Como vais comprobando. yo soy más perro ladrador que otra cosa. Me encanta usar un lenguaje procaz tirando a guarro, me gusta llamar a las cosa de otra forma, ponerles el sello de puta o coño o de mierda. Y no es un desprecio, es una forma más de describir las cosas, vamos, que es mi propio lenguaje, el de cada día y buena parte de la noche, pues yo sólo me callo cuando estoy durmiendo y a veces, cuando estoy follando. Ya sé coló la palabreja mágica, ya estamos de nuevo con los folleteos estelares.

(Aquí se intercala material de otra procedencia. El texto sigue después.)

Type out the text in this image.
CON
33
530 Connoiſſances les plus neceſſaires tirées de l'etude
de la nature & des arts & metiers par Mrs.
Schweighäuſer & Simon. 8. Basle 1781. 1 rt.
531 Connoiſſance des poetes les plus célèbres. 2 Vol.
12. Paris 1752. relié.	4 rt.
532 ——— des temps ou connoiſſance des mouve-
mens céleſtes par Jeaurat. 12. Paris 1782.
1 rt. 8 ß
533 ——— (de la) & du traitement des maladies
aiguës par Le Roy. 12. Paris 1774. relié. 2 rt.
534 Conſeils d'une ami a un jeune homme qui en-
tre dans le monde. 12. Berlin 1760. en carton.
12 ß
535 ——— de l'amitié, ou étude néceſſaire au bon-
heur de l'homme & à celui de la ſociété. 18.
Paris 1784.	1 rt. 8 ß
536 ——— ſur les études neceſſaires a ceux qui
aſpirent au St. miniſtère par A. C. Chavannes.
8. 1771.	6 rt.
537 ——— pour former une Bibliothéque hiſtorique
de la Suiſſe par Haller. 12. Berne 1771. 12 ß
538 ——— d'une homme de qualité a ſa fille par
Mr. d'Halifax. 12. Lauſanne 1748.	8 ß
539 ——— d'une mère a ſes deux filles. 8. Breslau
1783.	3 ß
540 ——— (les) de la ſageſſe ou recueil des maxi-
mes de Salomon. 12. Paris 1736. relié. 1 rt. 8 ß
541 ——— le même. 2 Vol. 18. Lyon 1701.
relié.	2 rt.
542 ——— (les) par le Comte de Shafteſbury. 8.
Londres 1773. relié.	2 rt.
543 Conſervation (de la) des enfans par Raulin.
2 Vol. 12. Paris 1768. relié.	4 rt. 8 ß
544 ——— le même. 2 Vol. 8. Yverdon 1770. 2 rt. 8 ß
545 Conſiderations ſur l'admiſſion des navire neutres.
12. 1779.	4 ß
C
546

Es un ejemplo más de que soy un perro ladrador, pues si follara mucho no estaría tan monotemático. Hablaría más de la primavera, de las flores, de los equinoccios, de los días de verano, del déjame sitio en la cama que la ocupas toda, del lindo cigarrillo después de un precioso polvete y la marca de cigarrillos que va mejor en ese momento. Pero dios quiso castigarme, dios me dio atributos masculinos, pero me dijo, tío como te pases follando, se acabará ese chollo y pasarás el resto de tú vida deseándolo.

Pues nada, que aquí estoy, deseándolo. Porque en mis tiempos follé como un descosido, follé a destajo, follé todo lo que pude y lo que me dejaron. Es verdad que también pasé una época de sequía voluntaria y supongo que sería para al final que dios, no me castigara. Pero Dios no perdona, el apunta y después, te pasa las cuentas y una vez etiquetado, no hay derecho a devoluciones. De todas formas, tengo la esperanza en esa frase que dice: que dios aprieta pero no ahoga y ahí, en esa fisura, es donde tengo depositadas todas mis esperanzas, en que antes de despedirme de la vida, me pueda echar otro polvete o varios o muchos (por pedir que no quede).